Methods: Three population based prevalence cohorts of all Rochester, Minnesota, residents age > or =35 years with RA (1987 American College of Rheumatology criteria) on January 1, 1965, January 1, 1975, and January 1, 1985; and an incidence cohort of all new cases of RA occurring in the same population between January 1, 1955 and January 1, 1985, were followed longitudinally through their entire medical records (including all inpatient and outpatient care by any provider) until death or migration from the county. Mortality was described using the Kaplan-Meier method and the influence of age, sex, rheumatoid factor (RF) positivity, and comorbidity (using the Charlson Comorbidity Index) on mortality was analyzed using Cox proportional hazards models.

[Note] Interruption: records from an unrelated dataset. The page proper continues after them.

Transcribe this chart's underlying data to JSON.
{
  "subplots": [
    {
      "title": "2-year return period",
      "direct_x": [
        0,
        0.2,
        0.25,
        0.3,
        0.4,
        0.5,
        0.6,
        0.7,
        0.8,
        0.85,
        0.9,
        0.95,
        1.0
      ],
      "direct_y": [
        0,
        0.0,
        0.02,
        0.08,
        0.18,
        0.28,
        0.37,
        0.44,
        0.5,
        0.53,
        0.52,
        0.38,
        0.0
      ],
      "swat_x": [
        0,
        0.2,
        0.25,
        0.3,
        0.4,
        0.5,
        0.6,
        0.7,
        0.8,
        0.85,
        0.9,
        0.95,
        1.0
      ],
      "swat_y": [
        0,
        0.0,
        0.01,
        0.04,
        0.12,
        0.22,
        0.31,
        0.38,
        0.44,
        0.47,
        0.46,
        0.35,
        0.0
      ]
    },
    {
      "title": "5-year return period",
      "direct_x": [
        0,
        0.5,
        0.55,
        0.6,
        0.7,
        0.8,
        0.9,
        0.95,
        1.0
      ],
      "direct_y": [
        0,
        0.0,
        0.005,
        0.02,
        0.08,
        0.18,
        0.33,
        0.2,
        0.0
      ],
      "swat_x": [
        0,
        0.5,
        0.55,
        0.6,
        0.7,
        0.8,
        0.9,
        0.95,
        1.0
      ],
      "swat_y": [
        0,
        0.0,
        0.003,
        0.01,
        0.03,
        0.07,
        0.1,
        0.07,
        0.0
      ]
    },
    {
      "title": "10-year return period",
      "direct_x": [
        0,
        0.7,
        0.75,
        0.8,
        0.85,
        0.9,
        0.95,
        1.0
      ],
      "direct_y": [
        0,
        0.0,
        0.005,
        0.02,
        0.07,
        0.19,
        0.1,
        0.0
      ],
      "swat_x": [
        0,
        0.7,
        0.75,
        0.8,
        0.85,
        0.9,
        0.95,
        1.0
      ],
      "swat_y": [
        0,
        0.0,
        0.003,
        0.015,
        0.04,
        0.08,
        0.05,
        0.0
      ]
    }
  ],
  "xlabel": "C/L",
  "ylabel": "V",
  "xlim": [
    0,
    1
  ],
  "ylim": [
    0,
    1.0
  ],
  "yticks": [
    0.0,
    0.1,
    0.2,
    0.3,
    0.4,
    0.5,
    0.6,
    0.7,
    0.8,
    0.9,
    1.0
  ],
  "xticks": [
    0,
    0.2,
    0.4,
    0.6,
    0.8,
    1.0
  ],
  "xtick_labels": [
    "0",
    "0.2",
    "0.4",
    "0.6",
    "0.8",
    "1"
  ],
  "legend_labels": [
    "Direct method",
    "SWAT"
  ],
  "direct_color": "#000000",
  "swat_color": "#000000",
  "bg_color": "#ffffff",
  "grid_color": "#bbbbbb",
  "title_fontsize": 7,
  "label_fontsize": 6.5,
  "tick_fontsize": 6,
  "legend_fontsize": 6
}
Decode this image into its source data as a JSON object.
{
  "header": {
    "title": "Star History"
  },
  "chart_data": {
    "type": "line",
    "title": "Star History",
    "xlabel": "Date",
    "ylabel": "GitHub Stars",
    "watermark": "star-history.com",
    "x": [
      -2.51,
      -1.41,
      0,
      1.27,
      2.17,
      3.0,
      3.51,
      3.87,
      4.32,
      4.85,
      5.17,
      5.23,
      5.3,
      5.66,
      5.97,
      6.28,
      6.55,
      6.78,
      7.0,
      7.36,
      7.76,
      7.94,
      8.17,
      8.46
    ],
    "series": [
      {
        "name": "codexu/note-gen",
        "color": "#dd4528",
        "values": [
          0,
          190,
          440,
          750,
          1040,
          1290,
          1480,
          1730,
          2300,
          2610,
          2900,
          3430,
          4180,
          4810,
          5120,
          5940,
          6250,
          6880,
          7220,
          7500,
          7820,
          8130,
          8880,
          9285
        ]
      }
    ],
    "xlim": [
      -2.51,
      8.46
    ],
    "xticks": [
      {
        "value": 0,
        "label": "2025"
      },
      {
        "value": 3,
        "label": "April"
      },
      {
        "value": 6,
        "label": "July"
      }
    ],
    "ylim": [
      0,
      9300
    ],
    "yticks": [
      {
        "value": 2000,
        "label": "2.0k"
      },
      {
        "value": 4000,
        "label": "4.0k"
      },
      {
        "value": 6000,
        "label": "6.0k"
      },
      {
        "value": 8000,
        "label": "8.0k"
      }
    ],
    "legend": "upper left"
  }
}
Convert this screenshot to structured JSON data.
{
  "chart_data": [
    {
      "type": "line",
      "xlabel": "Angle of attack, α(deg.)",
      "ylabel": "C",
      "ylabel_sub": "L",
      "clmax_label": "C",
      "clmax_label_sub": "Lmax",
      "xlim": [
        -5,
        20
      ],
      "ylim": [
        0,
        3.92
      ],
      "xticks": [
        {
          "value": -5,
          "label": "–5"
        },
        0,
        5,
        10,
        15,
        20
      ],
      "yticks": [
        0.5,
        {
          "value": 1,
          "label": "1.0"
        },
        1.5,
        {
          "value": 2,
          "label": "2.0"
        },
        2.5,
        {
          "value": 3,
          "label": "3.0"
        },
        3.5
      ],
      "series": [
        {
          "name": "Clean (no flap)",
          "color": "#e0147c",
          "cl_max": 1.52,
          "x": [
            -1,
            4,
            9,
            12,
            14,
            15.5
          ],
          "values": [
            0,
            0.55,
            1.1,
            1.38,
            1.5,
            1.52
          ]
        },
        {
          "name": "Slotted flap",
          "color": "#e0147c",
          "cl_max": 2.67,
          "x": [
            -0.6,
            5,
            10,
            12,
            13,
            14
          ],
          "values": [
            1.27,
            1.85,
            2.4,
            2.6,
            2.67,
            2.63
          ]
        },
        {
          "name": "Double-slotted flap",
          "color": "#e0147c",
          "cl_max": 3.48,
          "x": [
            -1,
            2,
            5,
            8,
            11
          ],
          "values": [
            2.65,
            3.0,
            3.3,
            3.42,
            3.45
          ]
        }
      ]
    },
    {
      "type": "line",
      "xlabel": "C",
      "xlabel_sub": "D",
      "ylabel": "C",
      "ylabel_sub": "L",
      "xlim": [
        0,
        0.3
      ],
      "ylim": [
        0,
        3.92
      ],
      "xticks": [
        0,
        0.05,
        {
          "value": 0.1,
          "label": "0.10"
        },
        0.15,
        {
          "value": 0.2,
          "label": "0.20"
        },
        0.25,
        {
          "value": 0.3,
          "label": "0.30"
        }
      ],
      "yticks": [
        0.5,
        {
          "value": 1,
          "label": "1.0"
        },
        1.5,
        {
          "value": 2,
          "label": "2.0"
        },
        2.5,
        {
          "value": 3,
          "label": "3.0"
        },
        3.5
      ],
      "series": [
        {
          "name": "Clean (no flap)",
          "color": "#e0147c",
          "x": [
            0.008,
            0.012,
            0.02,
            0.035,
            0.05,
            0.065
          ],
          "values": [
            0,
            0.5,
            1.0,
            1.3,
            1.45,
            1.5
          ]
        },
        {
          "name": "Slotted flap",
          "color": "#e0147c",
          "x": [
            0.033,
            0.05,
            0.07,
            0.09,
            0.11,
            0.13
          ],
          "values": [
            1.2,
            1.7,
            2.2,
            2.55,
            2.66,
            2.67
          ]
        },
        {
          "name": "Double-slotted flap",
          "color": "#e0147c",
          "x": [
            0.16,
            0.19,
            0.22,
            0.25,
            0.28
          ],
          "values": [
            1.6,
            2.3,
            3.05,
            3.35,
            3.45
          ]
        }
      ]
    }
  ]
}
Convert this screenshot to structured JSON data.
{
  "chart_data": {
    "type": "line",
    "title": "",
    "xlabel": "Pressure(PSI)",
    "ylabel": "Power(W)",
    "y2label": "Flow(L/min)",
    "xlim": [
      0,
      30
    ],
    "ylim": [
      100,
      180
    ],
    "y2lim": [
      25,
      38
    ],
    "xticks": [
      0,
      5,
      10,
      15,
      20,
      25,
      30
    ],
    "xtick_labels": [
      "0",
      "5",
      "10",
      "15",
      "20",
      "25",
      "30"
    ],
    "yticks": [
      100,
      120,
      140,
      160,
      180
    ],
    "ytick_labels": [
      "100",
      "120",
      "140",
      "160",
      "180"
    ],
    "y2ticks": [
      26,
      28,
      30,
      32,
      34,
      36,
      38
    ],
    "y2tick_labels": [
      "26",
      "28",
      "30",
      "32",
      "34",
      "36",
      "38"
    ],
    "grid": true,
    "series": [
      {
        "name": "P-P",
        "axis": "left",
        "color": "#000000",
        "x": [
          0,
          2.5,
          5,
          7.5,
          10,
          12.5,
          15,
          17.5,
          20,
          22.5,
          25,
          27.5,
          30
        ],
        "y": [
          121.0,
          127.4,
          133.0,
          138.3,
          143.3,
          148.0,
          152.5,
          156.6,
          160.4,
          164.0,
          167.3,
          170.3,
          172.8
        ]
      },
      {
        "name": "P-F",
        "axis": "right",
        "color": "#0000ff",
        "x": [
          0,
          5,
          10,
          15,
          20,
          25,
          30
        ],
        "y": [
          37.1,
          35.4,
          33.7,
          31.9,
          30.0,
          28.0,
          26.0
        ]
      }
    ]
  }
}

Results: Mortality was statistically significantly worse than expected for each of the cohorts (overall p<0.0001). A trend toward increased mortality in the 1975 and 1985 prevalence cohorts compared to the 1965 prevalence cohort was present, even after adjusting for significant predictors of mortality (age, RF positivity, and comorbidity). Survival for the general population of Rochester residents of similar age and sex improved in 1975 compared to 1965, and in 1985 compared to 1975.
Conclusion: The excess mortality associated with RA has not changed in 4 decades. Moreover, people with RA have not enjoyed the same improvements in survival experienced by their non-RA peers. More attention should be paid to mortality as an outcome measure in RA.